A decision is set to be made on whether to allow a controversial tower block to be built on a heritage site in Holbeck.
Blueprints for a 32-storey residential tower also include renovating the Grade-II listed Midland Mills building which sits on the same site in Silver Street.
The plans, which include more than 300 flats in total, will go before a meeting of Leeds City Council’s city plans panel next week.
But, despite supporting the renovation of the mill building, heritage organisations say they have major concerns about the scale of the tower, and the impact it will have on its surroundings.
A letter to the council from the Victorian Society stated: “(We) object strongly to the proposed thirty-two storey tower, which would have a massive and far from beneficial impact, not just on the setting of Midland Mills, but on the wider townscape, the Holbeck Conservation Area and the general appearance and character of the city as a whole.
“This aspect of the scheme, and the serious and manifold harm it would cause, has not been justified.”
Leeds Civic Trust submitted a letter last August, which stated: “This location, overshadowing the core heritage element of the Holbeck Urban Village, would not be an appropriate site for a tall building.
“The site would be far better used for low-rise new build elements of a scale more compatible with the listed mill, the railway viaduct and the other historic buildings in the area.”
The plans would be split between 22 flats in the existing Midland Mills building, and the remaining 284 in the newly-built Midland Tower. The complex would also include a communal gym, resident’s lounge and cinema room for the occupants.
A report by council officers into the plans concludes: “It is considered that the proposal would result in a high quality, appropriate development and would add to the vibrancy and vitality to the area and furthering its regeneration.
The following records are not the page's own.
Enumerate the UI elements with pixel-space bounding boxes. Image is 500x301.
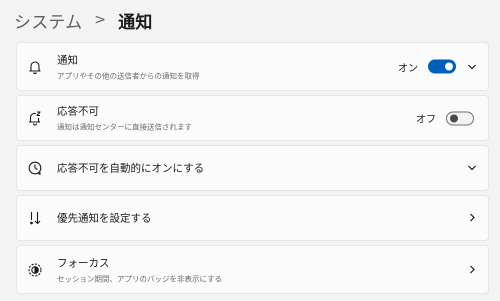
auto-do-not-disturb-title: 応答不可を自動的にオンにする <box>57 162 205 175</box>
focus-setting[interactable]: フォーカス セッション期間、アプリのバッジを非表示にする <box>16 245 489 294</box>
do-not-disturb-setting[interactable]: 応答不可 通知は通知センターに直接送信されます オフ <box>16 95 489 141</box>
notifications-title: 通知 <box>57 54 78 66</box>
bell-snooze-icon <box>27 110 43 126</box>
focus-icon <box>27 262 43 278</box>
notifications-setting[interactable]: 通知 アプリやその他の送信者からの通知を取得 オン <box>16 42 489 91</box>
do-not-disturb-toggle[interactable] <box>446 111 474 125</box>
notifications-toggle[interactable] <box>428 59 456 74</box>
bell-icon <box>27 59 43 75</box>
clock-icon <box>27 160 43 176</box>
breadcrumb-parent[interactable]: システム <box>14 8 82 33</box>
chevron-down-icon[interactable] <box>466 159 478 178</box>
focus-title: フォーカス <box>57 257 110 269</box>
notifications-toggle-label: オン <box>398 63 418 74</box>
do-not-disturb-toggle-label: オフ <box>416 114 436 126</box>
do-not-disturb-description: 通知は通知センターに直接送信されます <box>57 122 192 132</box>
priority-sort-icon <box>27 210 43 226</box>
priority-notifications-setting[interactable]: 優先通知を設定する <box>16 195 489 241</box>
focus-description: セッション期間、アプリのバッジを非表示にする <box>57 274 223 283</box>
do-not-disturb-title: 応答不可 <box>57 105 99 118</box>
breadcrumb-separator: > <box>94 12 107 28</box>
notifications-description: アプリやその他の送信者からの通知を取得 <box>57 71 200 80</box>
chevron-right-icon[interactable] <box>466 209 478 228</box>
page-title: 通知 <box>118 12 153 33</box>
chevron-right-icon[interactable] <box>466 260 478 279</box>
breadcrumb: システム > 通知 <box>14 5 153 35</box>
chevron-down-icon[interactable] <box>466 57 478 76</box>
auto-do-not-disturb-setting[interactable]: 応答不可を自動的にオンにする <box>16 145 489 191</box>
priority-notifications-title: 優先通知を設定する <box>57 212 152 225</box>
“The proposals would allow important underused historic areas of the listed buildings to be brought back into use and safeguard their long term future, whilst it is acknowledged that there will be some (but less than substantial) harm by virtue of the extent of demolition and alterations, this is of a tolerable level when balanced against the public benefits of the regeneration of the buildings.”
A decision is set to be made by the plans panel at a meeting in Civic Hall on Thursday, January 24.